Dutta and Arnold had previously worked for PIMCO and crossed paths when working on exchange traded funds. They decided their new firm would develop and build a space for blockchain fixed-income infrastructure and applied for their broker/dealer license and built that business from the ground up.
“We recorded our first municipal loan transaction in 2019, making us the first one to do it,” Dutta told The Bond Buyer Tuesday. “We were making sure that we could put together an infrastructure that allowed the issuers to connect to the community banks.”
Dutta said as the firm built its business it was introduced in May 2020 to the Riverview School District in Washington, which was having challenges raising capital during the height of the COVID-19 pandemic.
“We then helped the district raise capital through our platform,” Dutta said, adding this was also through community banks.
“The amazing thing about this story is that this school district was looking to raise some capital and they called the banks and got some bids that they weren’t happy with," he said. "So we brought the school district onto our platform, they created an RFP and they were able to get a winning bid.”
Arnold said it was a natural fit for the firm.
“We’re based in Poulsbo, Washington, just outside of Seattle,” Arnold told The Bond Buyer. “So it was very natural for us to work with individual issuers in the state of Washington and develop relationships in the state as we built our business.”
Arnold said the firm has plans to expand in the United States.
“We are already working on building relationships across states — mostly in the Western part of the U.S., but we have aspirations to do our work across the country,” she said, adding that as a young firm it is starting off in the part of the country that they already know well.

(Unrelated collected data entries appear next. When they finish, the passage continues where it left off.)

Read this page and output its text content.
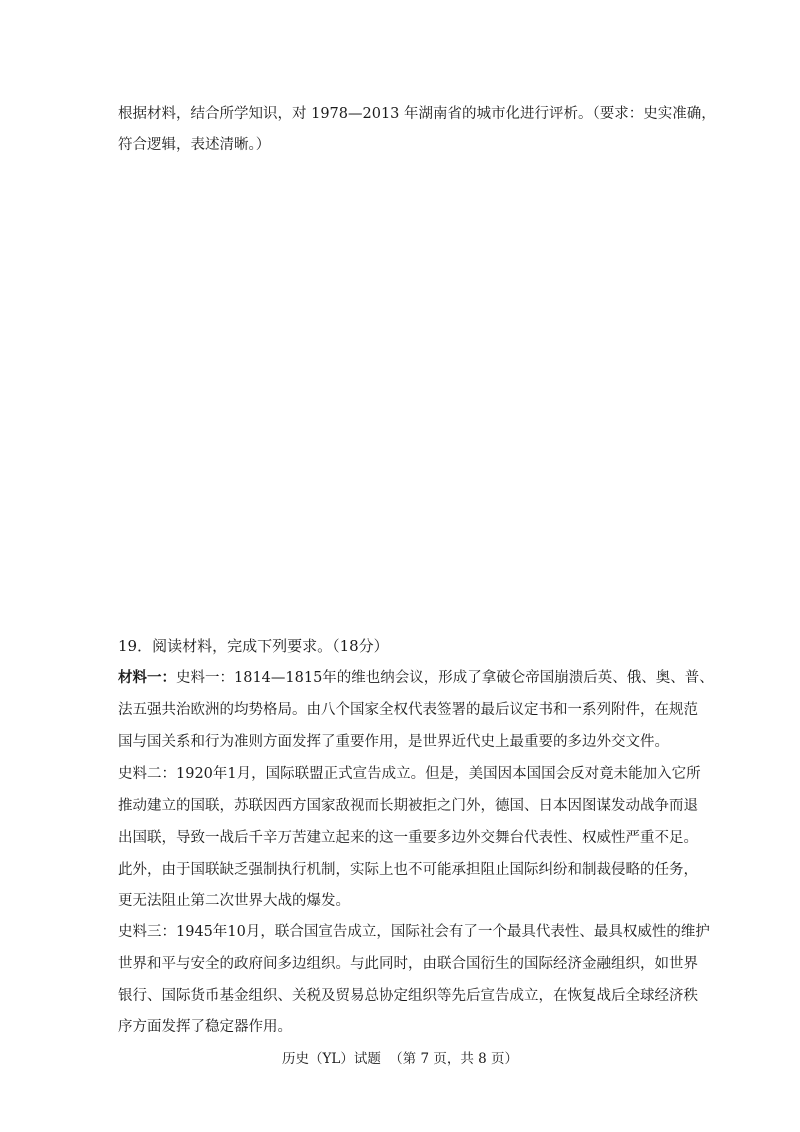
根据材料，结合所学知识，对 1978—2013 年湖南省的城市化进行评析。（要求：史实准确，
符合逻辑，表述清晰。）
19．阅读材料，完成下列要求。（18分）
材料一：史料一：1814—1815年的维也纳会议，形成了拿破仑帝国崩溃后英、俄、奥、普、
法五强共治欧洲的均势格局。由八个国家全权代表签署的最后议定书和一系列附件，在规范
国与国关系和行为准则方面发挥了重要作用，是世界近代史上最重要的多边外交文件。
史料二：1920年1月，国际联盟正式宣告成立。但是，美国因本国国会反对竟未能加入它所
推动建立的国联，苏联因西方国家敌视而长期被拒之门外，德国、日本因图谋发动战争而退
出国联，导致一战后千辛万苦建立起来的这一重要多边外交舞台代表性、权威性严重不足。
此外，由于国联缺乏强制执行机制，实际上也不可能承担阻止国际纠纷和制裁侵略的任务，
更无法阻止第二次世界大战的爆发。
史料三：1945年10月，联合国宣告成立，国际社会有了一个最具代表性、最具权威性的维护
世界和平与安全的政府间多边组织。与此同时，由联合国衍生的国际经济金融组织，如世界
银行、国际货币基金组织、关税及贸易总协定组织等先后宣告成立，在恢复战后全球经济秩
序方面发挥了稳定器作用。
历史（YL）试题 （第 7 页，共 8 页）
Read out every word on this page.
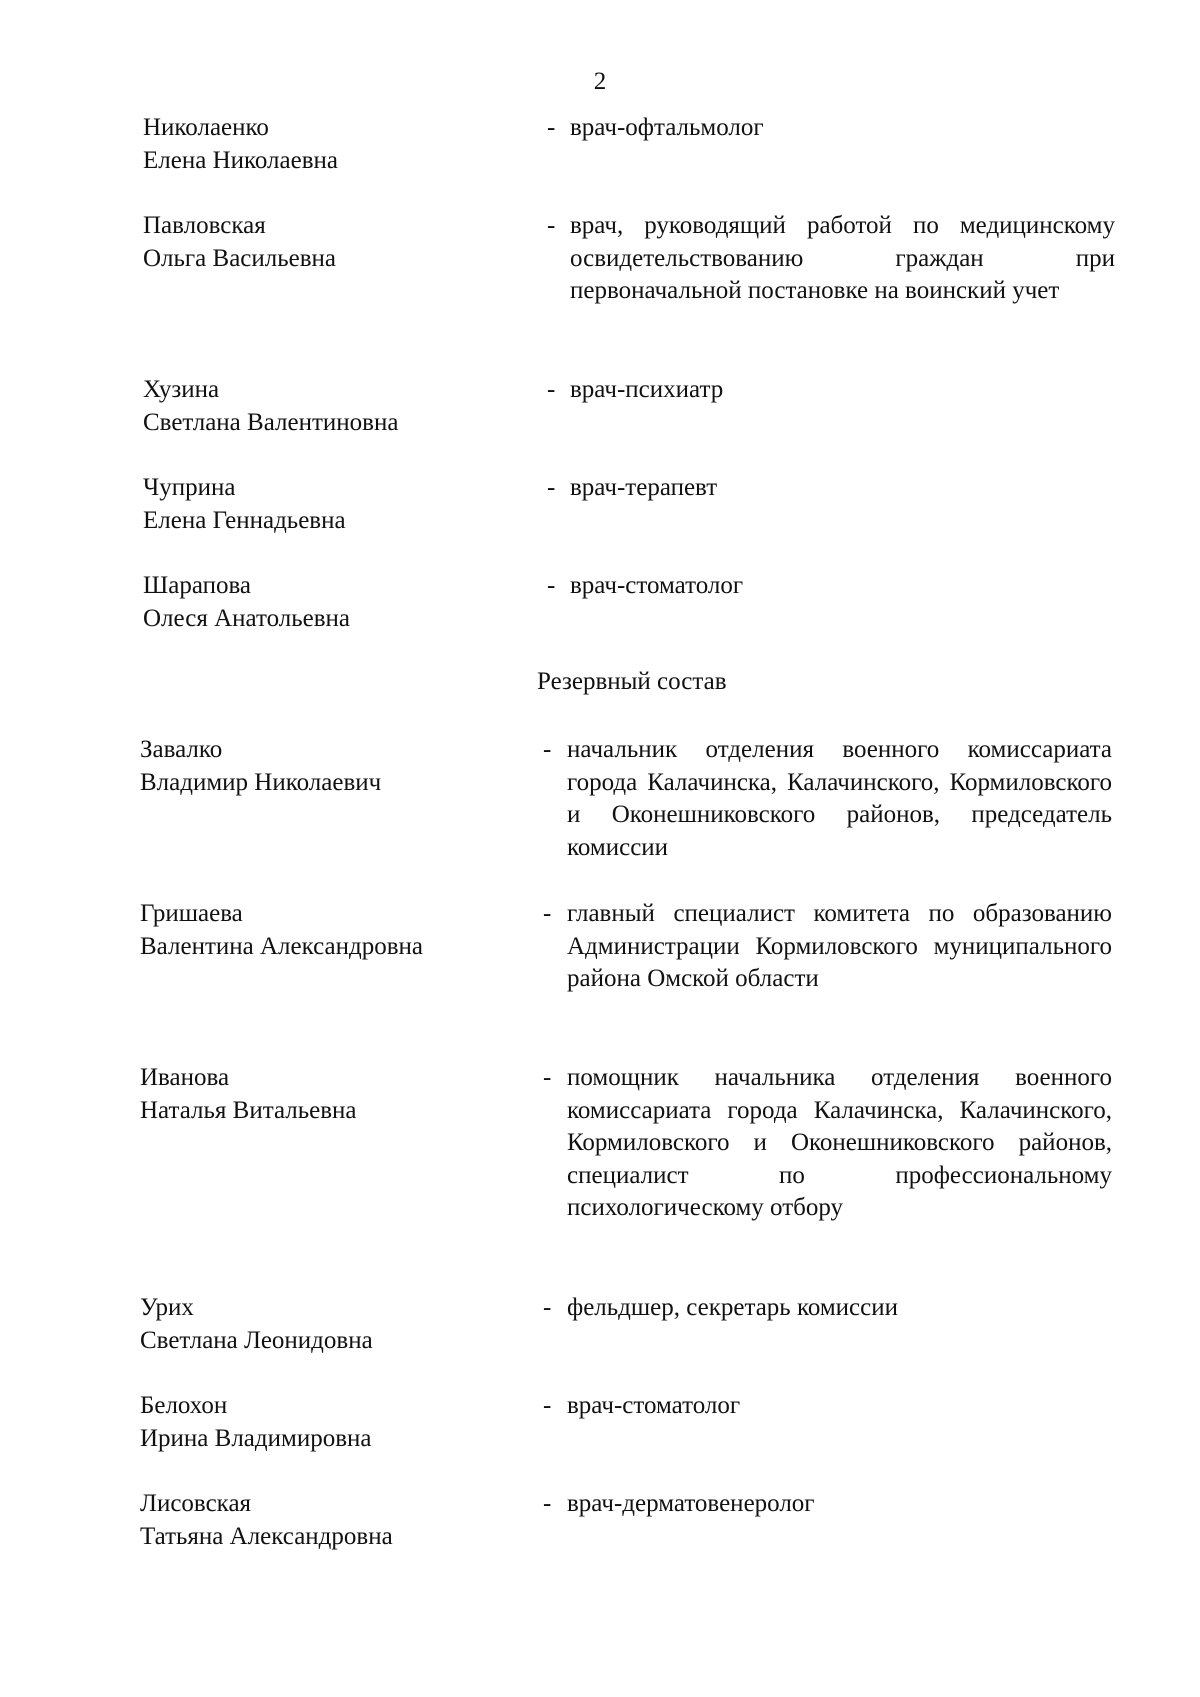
2
Николаенко
Елена Николаевна
- врач-офтальмолог

Павловская
Ольга Васильевна
- врач, руководящий работой по медицинскому освидетельствованию граждан при первоначальной постановке на воинский учет

Хузина
Светлана Валентиновна
- врач-психиатр

Чуприна
Елена Геннадьевна
- врач-терапевт

Шарапова
Олеся Анатольевна
- врач-стоматолог

Резервный состав
Завалко
Владимир Николаевич
- начальник отделения военного комиссариата города Калачинска, Калачинского, Кормиловского и Оконешниковского районов, председатель комиссии

Гришаева
Валентина Александровна
- главный специалист комитета по образованию Администрации Кормиловского муниципального района Омской области

Иванова
Наталья Витальевна
- помощник начальника отделения военного комиссариата города Калачинска, Калачинского, Кормиловского и Оконешниковского районов, специалист по профессиональному психологическому отбору

Урих
Светлана Леонидовна
- фельдшер, секретарь комиссии

Белохон
Ирина Владимировна
- врач-стоматолог

Лисовская
Татьяна Александровна
- врач-дерматовенеролог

She noted that the firm “is a company that is built from a first principles level. We have thought through the implications of digitization throughout the life of fixed-income instruments. We have worked to build a platform that is open, direct and transparent.
"And we are starting here in the municipal loan market and we’re super excited about our work in that particular part of the market today,” Arnold added.
Dutta said it is satisfying to “innovate in a market that is of great importance to our country and infrastructure.”
Arnold said it is important to look at the process of bringing institutional economics to smaller transactions.
“Through a combination of modern technology and process change related to the municipal market, we have really though through and addressed the economics around small transaction size,” she said.
This new system is seen not only as an upgrade in providing added market efficiency, it’s a total change in the way of doing business in the muni loan space from moving from paper to cyberspace.
Alan Konevsky, the chief legal officer at tZERO, a financial technology firm, says that digital technology is the wave of the future and that local governments are starting to ride it.
“The United States has reached an inflection point of secular acceptance of digital infrastructure and blockchain technology, and recognition that it is a far superior way of recording, tracking, exchanging and storing value than legacy systems, whether it’s in the realm of payments or securities flow in the capital markets or other use cases,” Konevsky told The Bond Buyer.
He said the COVID-19 pandemic probably had something to do with accelerating that recognition because of the increased use of digital payments while people were at home.
“It’s another step on the journey of integrating this technology into everyday society,” Konevsky said. “What digital technology did for data and voice for the internet, it’s going to do the same thing to value and money.”